Start the MCP server in stdio mode to enable local, in-process communication with MCP clients. The server reads its configuration from environment variables and can be started directly from your console. Once running, you connect to it using an MCP client in the transport mode you prefer (stdio, sse, or streamable-http) and perform operations that reflect the underlying Cloud Private Catalog data model.
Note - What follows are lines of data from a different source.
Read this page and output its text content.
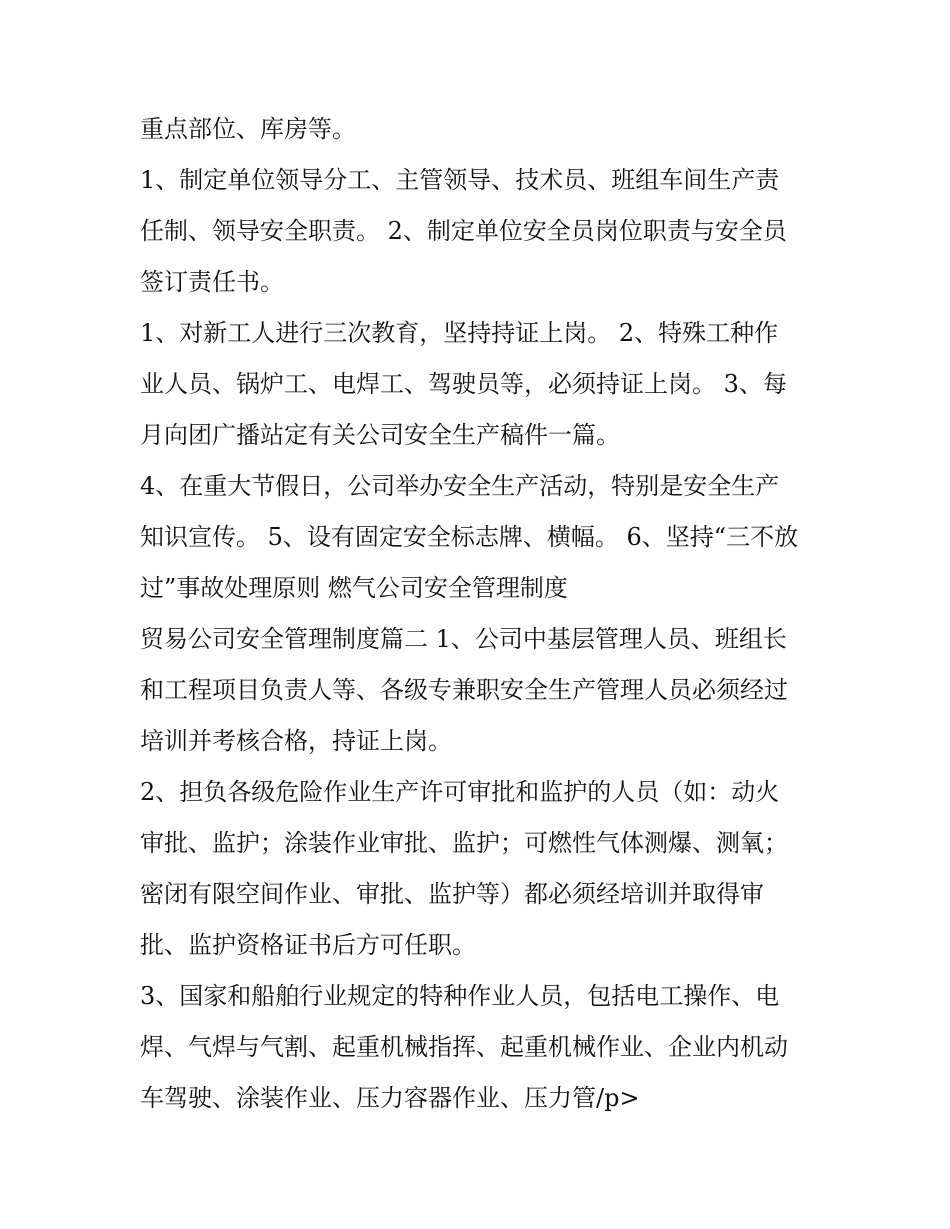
重点部位、库房等。

1、制定单位领导分工、主管领导、技术员、班组车间生产责

任制、领导安全职责。 2、制定单位安全员岗位职责与安全员

签订责任书。

1、对新工人进行三次教育，坚持持证上岗。 2、特殊工种作

业人员、锅炉工、电焊工、驾驶员等，必须持证上岗。 3、每

月向团广播站定有关公司安全生产稿件一篇。

4、在重大节假日，公司举办安全生产活动，特别是安全生产

知识宣传。 5、设有固定安全标志牌、横幅。 6、坚持“三不放

过”事故处理原则 燃气公司安全管理制度

贸易公司安全管理制度篇二 1、公司中基层管理人员、班组长

和工程项目负责人等、各级专兼职安全生产管理人员必须经过

培训并考核合格，持证上岗。

2、担负各级危险作业生产许可审批和监护的人员（如：动火

审批、监护；涂装作业审批、监护；可燃性气体测爆、测氧；

密闭有限空间作业、审批、监护等）都必须经培训并取得审

批、监护资格证书后方可任职。

3、国家和船舶行业规定的特种作业人员，包括电工操作、电

焊、气焊与气割、起重机械指挥、起重机械作业、企业内机动

车驾驶、涂装作业、压力容器作业、压力管/p>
Prerequisites: Python 3.9+; ensure you have pip and the uv tool installed.
1. Clone the project repository.
2. Change into the project directory.
3. Install development dependencies.
4. Run tests or start the server as needed.
Configure the server using environment variables. The following variables are recognized:
- CONFIG_PATH: Path to a JSON configuration file (for example, mcp_server/mcp_config.json).
- CONFIG: A JSON string containing the configuration.
- SECURITY: Environment variables that carry security parameters such as API keys.
If you want to use a pre-defined development environment, you can rely on the project’s development tooling to validate code quality, static analysis, and tests before starting the server.
Build and packaging uses Hatch. You can build and publish your MCP server distribution with Hatch commands.
To build the project:
hatch build
To publish the project:
hatch publish
Lints and formats Python code to ensure consistency and quality.
Performs static type checking to catch type errors early.
Runs unit and integration tests to verify behavior.
Runs a collection of checks before committing changes to ensure code quality.
Builds and publishes the MCP server package.